La volonté du pouvoir d’aplanir par des méthodes musclées le chemin vers la présidentielle le dessert. Clairement. Le vieux poison de l’auto-intoxication par sa propre propagande brouille la perception au point de ne plus se rendre compte du caractère totalement contre-productif des actions entreprises. 

L’offre politique du pouvoir, qui s’est enfermé dans le rendez-vous électoral du 12 décembre, reste très largement inaudible en dépit de l’effort trop uniforme pour être crédible des médias publics et offshore.
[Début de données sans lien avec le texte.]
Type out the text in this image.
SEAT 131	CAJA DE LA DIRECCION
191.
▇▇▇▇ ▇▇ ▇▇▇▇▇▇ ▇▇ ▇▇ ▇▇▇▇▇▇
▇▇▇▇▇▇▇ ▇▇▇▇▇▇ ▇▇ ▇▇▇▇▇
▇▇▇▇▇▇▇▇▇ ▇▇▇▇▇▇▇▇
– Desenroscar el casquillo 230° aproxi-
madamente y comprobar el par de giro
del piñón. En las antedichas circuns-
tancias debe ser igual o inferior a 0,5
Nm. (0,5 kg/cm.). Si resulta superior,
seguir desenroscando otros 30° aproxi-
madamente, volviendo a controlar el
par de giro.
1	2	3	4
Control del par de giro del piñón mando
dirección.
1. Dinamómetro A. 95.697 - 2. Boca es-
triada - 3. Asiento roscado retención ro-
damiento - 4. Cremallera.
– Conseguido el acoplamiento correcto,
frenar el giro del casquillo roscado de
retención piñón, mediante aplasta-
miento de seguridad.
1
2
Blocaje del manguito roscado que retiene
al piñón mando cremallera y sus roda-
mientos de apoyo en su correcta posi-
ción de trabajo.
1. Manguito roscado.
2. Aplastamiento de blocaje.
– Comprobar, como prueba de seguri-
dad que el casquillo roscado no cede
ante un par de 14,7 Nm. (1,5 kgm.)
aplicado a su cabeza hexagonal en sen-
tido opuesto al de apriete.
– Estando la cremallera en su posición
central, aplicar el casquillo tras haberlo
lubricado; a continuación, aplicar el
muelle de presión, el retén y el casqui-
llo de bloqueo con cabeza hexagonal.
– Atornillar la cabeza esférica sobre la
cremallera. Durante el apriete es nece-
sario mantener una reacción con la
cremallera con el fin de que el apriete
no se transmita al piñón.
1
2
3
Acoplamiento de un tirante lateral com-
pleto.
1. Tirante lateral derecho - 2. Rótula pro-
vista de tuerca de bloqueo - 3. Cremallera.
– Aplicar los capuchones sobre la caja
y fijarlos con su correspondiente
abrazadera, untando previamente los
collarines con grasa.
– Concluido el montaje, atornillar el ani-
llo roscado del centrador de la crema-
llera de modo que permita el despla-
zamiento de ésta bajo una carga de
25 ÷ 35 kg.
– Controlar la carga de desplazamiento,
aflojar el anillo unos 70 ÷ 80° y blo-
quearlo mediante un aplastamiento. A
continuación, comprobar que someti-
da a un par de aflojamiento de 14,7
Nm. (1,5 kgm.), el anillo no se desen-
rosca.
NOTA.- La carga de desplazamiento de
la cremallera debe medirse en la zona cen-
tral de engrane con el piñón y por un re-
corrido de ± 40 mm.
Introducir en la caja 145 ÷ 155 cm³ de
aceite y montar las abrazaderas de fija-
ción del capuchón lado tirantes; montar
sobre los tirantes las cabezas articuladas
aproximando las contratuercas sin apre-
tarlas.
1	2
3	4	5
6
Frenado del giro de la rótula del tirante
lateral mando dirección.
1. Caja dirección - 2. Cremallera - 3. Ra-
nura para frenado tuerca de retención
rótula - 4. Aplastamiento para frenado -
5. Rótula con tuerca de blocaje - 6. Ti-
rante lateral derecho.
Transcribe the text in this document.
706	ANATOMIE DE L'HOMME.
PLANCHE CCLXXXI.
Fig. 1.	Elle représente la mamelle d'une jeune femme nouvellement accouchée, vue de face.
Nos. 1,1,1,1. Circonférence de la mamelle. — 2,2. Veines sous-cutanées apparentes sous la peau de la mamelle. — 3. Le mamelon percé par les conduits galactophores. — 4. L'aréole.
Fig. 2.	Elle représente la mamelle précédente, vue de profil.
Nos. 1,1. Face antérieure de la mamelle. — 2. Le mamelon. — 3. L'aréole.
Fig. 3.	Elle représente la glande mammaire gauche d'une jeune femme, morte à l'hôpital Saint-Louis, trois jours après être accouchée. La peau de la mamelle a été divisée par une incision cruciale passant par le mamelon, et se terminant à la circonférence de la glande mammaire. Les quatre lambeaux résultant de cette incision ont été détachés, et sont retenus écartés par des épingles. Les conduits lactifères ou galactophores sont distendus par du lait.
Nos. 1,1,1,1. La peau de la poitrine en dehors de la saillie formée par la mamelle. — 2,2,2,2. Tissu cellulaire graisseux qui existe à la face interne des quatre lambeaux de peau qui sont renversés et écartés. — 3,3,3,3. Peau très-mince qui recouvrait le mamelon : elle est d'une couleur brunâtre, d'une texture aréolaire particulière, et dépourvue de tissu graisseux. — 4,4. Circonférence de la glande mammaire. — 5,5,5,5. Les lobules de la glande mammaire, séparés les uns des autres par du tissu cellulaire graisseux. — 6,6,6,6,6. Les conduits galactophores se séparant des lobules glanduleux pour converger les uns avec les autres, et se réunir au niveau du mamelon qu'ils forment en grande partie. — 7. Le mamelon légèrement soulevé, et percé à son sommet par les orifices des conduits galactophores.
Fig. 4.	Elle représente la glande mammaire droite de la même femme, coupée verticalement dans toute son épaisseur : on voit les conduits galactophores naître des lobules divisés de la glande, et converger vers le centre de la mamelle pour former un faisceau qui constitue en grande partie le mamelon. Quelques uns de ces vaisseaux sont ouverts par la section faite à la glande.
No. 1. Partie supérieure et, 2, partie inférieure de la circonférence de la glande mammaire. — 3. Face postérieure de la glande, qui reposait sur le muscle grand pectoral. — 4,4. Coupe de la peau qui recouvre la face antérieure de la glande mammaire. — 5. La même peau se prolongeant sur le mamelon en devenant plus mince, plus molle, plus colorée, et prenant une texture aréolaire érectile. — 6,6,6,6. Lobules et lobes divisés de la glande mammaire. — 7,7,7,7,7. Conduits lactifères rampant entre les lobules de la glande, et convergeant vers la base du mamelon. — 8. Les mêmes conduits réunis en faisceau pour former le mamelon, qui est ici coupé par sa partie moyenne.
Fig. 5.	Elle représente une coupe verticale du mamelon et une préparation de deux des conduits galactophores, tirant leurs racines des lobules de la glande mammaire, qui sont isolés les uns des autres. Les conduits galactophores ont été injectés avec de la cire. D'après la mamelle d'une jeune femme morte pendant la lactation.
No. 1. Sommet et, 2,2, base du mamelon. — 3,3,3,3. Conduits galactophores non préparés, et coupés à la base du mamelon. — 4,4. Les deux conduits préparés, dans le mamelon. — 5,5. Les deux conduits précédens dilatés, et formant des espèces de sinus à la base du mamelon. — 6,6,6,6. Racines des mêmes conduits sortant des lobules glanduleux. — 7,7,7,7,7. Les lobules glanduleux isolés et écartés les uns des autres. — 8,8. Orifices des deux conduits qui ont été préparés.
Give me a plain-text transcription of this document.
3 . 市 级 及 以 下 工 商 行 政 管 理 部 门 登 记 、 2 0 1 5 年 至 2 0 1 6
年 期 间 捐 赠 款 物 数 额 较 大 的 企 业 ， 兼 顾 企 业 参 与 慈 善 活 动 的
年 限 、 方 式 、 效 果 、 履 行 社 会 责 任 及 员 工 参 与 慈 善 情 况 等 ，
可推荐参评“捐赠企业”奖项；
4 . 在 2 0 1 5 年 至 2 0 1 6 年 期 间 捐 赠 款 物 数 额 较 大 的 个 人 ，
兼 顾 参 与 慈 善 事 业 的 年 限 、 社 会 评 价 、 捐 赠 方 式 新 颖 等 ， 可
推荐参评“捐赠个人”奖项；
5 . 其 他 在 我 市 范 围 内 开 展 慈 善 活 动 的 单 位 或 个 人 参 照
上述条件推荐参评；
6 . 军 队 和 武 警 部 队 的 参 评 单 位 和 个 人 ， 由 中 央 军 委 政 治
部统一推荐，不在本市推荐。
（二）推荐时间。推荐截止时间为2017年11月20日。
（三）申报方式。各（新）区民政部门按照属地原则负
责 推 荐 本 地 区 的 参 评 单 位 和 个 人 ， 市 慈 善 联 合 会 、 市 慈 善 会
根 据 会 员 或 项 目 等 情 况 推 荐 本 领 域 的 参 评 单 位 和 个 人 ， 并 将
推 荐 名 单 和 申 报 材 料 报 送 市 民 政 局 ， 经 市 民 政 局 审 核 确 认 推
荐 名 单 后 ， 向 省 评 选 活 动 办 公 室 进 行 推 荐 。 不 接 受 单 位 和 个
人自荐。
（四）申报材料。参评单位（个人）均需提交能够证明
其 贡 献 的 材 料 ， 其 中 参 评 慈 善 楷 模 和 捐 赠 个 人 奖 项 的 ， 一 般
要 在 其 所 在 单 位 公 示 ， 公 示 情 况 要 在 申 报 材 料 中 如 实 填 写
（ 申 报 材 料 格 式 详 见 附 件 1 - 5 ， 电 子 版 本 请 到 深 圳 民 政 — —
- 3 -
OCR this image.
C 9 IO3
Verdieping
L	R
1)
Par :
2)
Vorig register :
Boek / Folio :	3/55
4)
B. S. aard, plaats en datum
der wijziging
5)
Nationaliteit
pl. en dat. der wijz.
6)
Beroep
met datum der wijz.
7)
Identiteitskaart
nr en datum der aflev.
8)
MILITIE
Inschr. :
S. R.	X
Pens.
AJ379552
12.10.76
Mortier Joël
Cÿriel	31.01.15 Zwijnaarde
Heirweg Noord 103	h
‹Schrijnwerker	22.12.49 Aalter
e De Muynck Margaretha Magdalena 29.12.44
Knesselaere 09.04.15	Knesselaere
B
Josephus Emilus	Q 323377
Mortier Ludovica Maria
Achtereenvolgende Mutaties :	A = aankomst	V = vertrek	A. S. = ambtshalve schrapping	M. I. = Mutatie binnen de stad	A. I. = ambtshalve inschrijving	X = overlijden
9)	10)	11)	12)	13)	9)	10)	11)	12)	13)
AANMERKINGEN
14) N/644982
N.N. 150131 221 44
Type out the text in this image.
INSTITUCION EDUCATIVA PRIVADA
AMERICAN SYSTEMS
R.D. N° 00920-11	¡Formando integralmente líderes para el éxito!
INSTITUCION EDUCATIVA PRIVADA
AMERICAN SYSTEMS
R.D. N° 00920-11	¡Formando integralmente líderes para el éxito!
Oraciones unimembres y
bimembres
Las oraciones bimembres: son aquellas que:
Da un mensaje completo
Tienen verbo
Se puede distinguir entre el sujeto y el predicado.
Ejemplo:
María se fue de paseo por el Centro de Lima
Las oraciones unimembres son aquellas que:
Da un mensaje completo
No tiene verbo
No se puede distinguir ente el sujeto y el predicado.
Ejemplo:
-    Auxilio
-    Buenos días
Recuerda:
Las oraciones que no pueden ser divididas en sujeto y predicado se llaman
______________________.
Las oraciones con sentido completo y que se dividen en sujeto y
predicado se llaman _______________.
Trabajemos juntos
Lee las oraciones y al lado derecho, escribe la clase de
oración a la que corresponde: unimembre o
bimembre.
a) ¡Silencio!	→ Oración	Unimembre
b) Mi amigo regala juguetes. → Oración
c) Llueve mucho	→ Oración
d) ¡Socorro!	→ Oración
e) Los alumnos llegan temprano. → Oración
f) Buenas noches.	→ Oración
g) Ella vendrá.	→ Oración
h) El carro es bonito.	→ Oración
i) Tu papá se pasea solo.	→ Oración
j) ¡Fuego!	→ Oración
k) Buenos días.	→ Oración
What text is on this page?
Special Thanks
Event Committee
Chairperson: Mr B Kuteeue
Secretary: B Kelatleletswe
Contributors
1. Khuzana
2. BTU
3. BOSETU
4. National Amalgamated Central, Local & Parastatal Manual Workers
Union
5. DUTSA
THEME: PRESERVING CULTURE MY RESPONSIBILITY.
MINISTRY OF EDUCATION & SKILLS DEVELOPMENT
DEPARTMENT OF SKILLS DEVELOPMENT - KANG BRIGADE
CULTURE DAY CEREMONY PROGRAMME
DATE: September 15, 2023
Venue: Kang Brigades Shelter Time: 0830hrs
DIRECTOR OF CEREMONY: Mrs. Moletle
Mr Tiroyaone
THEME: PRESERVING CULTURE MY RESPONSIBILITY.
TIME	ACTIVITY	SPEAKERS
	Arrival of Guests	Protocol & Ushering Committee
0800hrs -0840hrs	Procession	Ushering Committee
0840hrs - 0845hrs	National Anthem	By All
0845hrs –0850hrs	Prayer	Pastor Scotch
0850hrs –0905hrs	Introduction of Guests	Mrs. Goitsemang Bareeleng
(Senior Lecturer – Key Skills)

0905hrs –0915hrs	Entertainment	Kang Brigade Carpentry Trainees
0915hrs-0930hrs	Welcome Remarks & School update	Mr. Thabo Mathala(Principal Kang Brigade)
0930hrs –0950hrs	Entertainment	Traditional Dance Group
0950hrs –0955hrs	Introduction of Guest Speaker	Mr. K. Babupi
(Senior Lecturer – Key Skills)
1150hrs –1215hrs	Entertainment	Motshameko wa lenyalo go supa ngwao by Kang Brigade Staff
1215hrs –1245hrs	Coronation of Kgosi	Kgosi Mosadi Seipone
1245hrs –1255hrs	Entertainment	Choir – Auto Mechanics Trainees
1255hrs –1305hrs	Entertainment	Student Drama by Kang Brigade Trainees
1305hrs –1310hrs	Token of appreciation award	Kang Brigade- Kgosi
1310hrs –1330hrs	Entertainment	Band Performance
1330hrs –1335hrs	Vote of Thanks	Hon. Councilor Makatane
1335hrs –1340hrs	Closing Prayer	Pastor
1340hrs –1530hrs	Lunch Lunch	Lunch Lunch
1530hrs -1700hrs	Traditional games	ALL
Quand des médias font semblant d’ignorer des faits – les manifestations dans de nombreuses villes du pays – aussi largement visibles sur les réseaux sociaux ou sur des chaînes de TV basées à l’étranger, ce n’est pas seulement leur crédit qui est affecté. C’est surtout  l’image de l’autisme inquiétant du pouvoir qui transparaît.

La légitimité fait la différence

Le “3ours al-initkhabi” (la fête électorale) n’arrive pas à s’enclencher,  une fête ne se préparant pas par des arrestations et de la répression, ni par le discours surfait des douktours des TV qui distribuent avec une facilité déconcertante les accusations de “trahison au service des agendas étrangers”. 

A ce jeu-là, les propos du ministre de l’énergie expliquant que les  “majors” ont été consultés pour la confection de la nouvelle loi sur les hydrocarbures ont donné du grain à moudre pour renverser ce genre d’accusations contre les détenteurs du pouvoir. 

Il est clair qu’une loi sur les hydrocarbures est en grande partie destinée à intéresser des investisseurs étrangers et les consulter sur comment ils perçoivent le cadre des investissements actuel n’a rien d’hérétique. Le vrai problème est que le gouvernement actuel est démuni de légitimité alors que les porte-voix officieux du pouvoir agitent trop le thème de la “trahison” contre ceux qui ne partagent pas sa démarche. 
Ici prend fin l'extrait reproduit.